Haynes appeared on the cover of Pittsburgh Magazines 25 Most Beautiful People issue in January 2007. As of 2010, Haynes serves as an International commentator and television personality for ESPN International.

Born in Trinidad and Tobago, before moving to New York City at age seven and then to Atlanta, Georgia, where he played high school football for North Springs High School. His father Ulric "Buggy" Haynes was a soccer player in the Trinidad and Tobago national team.

==Professional career==

===Pittsburgh Steelers===
In five seasons with the Steelers from 2002 to 2006, Haynes gained 660 yards on 159 carries (4.2 average per carry) and three touchdowns. He also recorded 39 receptions for 322 yards (8.3 average per reception) and two touchdowns, including one from wide receiver Antwaan Randle El. Haynes missed most of the 2006 season due to a knee injury.

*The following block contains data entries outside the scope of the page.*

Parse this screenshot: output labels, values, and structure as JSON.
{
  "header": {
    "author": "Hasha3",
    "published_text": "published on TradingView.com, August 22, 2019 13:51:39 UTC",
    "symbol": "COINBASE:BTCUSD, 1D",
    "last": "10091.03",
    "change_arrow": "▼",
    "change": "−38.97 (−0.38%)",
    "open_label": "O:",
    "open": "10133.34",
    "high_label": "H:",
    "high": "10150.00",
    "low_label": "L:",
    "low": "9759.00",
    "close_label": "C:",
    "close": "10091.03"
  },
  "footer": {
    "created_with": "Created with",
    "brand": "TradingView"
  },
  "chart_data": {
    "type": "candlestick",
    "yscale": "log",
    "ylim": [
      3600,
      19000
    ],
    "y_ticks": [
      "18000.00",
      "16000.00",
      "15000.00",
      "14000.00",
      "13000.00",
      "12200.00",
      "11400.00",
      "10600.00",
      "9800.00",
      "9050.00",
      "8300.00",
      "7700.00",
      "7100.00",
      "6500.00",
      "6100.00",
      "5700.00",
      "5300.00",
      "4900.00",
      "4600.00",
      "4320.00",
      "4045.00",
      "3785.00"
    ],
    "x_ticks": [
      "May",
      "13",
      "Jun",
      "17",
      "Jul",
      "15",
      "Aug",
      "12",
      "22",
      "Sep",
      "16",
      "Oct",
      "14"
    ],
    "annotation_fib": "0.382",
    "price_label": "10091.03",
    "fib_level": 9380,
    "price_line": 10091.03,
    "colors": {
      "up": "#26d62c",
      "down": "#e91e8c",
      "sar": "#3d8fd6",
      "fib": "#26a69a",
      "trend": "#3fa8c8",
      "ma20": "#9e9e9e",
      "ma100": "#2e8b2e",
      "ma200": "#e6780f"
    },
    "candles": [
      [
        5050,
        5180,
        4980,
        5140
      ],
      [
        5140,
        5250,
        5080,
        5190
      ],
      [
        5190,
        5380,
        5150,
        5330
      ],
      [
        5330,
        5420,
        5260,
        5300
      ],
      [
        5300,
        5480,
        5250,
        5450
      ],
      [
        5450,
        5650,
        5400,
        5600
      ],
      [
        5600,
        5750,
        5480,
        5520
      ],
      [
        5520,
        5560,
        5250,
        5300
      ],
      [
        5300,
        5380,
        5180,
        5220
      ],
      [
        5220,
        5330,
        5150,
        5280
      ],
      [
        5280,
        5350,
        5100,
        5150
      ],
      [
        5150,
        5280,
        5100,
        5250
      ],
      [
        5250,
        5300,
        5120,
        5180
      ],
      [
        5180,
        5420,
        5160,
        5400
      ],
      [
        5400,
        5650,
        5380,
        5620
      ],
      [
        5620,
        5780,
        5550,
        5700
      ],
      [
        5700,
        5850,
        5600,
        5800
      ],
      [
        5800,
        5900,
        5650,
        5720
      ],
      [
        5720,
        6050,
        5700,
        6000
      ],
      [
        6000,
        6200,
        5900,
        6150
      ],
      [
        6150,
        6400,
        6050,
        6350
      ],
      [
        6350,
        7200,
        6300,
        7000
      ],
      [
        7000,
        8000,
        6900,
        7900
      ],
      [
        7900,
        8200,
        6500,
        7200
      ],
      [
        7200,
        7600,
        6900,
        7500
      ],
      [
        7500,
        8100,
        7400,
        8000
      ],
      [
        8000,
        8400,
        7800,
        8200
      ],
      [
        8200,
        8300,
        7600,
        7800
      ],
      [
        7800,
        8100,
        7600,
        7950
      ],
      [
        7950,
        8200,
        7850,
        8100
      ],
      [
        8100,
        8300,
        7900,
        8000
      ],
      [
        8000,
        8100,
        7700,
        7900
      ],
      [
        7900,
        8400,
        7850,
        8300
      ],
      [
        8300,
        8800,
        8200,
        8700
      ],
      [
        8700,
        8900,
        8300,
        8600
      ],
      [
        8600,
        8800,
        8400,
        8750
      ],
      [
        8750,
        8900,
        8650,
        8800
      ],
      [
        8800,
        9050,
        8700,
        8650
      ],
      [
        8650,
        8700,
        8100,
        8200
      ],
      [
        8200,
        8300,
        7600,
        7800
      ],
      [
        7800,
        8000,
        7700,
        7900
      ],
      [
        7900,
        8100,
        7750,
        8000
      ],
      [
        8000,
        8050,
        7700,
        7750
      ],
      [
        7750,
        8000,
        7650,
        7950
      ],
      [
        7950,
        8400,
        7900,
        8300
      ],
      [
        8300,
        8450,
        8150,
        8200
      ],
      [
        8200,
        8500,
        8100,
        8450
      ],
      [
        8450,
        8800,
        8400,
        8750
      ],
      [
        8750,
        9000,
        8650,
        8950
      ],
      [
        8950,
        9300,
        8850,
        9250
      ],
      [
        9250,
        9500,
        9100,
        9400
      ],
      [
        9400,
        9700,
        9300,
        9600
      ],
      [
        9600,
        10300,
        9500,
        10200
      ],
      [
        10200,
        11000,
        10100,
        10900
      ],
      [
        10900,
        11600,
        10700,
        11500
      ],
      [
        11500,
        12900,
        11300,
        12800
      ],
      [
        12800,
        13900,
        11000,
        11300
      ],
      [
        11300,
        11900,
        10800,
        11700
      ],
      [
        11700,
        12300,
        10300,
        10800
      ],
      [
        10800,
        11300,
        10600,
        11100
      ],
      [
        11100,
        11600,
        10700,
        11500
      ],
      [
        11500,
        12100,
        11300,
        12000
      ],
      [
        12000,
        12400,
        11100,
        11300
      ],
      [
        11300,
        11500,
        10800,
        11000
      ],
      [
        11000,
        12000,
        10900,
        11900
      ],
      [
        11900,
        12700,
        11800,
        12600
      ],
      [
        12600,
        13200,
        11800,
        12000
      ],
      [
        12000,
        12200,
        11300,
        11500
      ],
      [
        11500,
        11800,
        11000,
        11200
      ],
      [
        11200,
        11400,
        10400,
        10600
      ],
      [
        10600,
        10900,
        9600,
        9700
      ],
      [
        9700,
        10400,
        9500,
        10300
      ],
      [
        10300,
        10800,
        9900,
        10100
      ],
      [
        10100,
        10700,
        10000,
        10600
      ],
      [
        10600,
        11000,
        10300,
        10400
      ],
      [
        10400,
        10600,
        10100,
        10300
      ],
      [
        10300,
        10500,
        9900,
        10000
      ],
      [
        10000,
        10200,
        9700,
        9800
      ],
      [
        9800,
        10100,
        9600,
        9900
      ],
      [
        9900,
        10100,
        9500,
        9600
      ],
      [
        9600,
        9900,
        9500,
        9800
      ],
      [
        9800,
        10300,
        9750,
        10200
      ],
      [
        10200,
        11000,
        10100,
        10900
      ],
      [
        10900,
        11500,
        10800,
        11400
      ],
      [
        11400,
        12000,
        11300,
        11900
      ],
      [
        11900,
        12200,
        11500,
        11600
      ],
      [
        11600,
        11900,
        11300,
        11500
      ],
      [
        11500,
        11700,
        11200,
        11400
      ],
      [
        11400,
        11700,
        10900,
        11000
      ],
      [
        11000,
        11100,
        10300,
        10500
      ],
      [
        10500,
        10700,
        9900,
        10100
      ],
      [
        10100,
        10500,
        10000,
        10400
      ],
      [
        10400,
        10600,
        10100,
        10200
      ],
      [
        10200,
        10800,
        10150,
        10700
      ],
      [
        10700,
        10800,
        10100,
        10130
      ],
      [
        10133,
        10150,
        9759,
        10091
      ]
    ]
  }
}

On March 1, 2007, he was cut by the Steelers in order to save cap room. However, he re-signed with the team on June 4, 2007. On September 1, 2007, he was released again. He was re-signed on December 24 when starting running back Willie Parker was placed on injured reserve.

===Atlanta Falcons===
Haynes signed with the Atlanta Falcons on April 29, 2009.

On December 5, 2009, he was released by the Falcons and re-signed on December 8, 2009.

==Personal==
Haynes’ son, Justice, is a running back at Georgia Tech.

Haynes serves on the board of directors of TurningPoint, a women's health care organization in Alpharetta, Georgia. He is involved in philanthropic efforts and the forming of The Red Sail Watersports company. In addition, Haynes runs The Verron Haynes Foundation and football clinics and camps and comments for ESPN International.